Downtown Seattle is packed with highrise apartments. (Sue Misao / Herald file)

Downtown Seattle is packed with highrise apartments. (Sue Misao / Herald file)

Seattle Council OKs rule for 6 months’ notice of rent hikes

And in some cases, Seattle landlords must pay tenants who move following a large rent increase.

Associated Press

SEATTLE — Seattle landlords must soon provide six months’ notice of rent hikes and, in some cases, pay tenants who move following a large rent increase.

The Seattle City Council approved two bills on Monday. They are the latest of new landlord-tenant regulations including bans on some evictions and the right to a lawyer for low-income tenants facing eviction, The Seattle Times reported.

Councilmember Kshama Sawant sponsored the proposals, saying they will help “to mitigate the harm that is going to be experienced by renters because of skyrocketing rents.”

Property owners argued the measures could push small-scale operators to sell their rentals.

The council approved a bill requiring 180 days’ notice of rent increases with a 7-1 vote. Landlords are currently required to give 60 days’ notice for rent increases.

Councilmember Alex Pedersen voted no, saying the bill should exempt landlords with a small number of properties.

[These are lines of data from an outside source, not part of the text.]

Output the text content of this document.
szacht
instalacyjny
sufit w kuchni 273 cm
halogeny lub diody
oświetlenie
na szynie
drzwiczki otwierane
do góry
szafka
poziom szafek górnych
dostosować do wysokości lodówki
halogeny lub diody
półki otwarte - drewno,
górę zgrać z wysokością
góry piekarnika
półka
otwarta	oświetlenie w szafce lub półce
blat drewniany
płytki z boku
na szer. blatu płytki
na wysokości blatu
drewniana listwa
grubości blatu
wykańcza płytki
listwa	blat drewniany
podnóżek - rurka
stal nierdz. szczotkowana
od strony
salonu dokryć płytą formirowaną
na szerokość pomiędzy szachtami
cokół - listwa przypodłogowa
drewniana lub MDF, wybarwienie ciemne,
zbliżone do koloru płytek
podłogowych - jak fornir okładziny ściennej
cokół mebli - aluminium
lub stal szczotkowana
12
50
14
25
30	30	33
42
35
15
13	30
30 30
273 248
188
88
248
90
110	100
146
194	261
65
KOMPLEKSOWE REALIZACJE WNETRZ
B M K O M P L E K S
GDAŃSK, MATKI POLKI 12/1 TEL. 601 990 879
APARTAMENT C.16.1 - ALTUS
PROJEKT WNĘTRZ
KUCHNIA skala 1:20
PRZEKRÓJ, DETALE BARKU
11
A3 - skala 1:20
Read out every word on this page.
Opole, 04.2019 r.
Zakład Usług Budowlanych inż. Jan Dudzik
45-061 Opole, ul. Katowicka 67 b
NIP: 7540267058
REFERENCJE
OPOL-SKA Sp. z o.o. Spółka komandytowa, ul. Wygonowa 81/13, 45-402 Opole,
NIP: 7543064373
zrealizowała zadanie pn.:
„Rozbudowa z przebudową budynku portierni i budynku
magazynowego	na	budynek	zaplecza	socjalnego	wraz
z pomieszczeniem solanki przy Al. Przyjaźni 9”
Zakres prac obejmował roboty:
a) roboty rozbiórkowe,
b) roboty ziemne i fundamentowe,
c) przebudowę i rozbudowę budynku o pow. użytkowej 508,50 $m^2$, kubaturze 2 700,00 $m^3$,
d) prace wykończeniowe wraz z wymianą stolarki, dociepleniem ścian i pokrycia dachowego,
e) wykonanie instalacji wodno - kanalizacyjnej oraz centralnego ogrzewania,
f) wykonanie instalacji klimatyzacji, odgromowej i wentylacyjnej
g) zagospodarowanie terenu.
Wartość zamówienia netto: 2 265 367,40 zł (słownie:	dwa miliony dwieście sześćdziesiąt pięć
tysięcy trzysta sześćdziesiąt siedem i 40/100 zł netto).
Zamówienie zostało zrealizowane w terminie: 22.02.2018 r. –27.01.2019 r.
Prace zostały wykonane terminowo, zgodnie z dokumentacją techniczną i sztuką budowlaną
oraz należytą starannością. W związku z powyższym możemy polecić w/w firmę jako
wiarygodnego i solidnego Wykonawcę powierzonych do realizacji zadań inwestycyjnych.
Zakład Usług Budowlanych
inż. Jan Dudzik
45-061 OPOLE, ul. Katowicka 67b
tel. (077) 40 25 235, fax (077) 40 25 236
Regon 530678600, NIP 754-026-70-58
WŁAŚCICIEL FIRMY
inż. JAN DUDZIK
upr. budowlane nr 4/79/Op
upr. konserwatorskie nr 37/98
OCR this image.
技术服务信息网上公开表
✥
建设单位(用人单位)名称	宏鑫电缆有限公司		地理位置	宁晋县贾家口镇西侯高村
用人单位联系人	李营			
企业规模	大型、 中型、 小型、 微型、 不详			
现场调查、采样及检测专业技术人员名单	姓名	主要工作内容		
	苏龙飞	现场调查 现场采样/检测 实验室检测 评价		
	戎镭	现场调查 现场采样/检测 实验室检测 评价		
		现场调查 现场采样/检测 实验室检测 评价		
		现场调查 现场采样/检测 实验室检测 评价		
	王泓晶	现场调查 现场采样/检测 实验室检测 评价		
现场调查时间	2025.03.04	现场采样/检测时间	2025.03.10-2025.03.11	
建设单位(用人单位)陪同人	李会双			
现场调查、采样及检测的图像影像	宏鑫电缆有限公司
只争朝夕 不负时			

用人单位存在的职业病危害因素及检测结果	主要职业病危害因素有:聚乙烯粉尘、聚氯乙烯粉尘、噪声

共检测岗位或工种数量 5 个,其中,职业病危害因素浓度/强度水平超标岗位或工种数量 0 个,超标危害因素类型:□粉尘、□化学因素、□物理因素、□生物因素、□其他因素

Councilmember Debora Juarez was absent.

The relocation assistance bill passed unanimously.

That bill will require landlords to pay equal to three months of rent for low-income tenants who move after rent increases of 10% or more.

During public comment Monday, most speakers spoke in support of the new laws.

“I’ve moved eight times in 10 years and this is because landlords keep raising my rent a crazy, exorbitant amount,” said Heather Steiner.

Landlords argued the bills amounted to rent control.

“Each of these bills is excessive in every way,” said landlord MariLyn Yim.

After a brief reprieve during the pandemic, Seattle tenants are again seeing rents go up.

For tenants signing new leases, Seattle rents this month are up 12% from the same time last year and have surpassed pre-pandemic levels, according to Apartment List.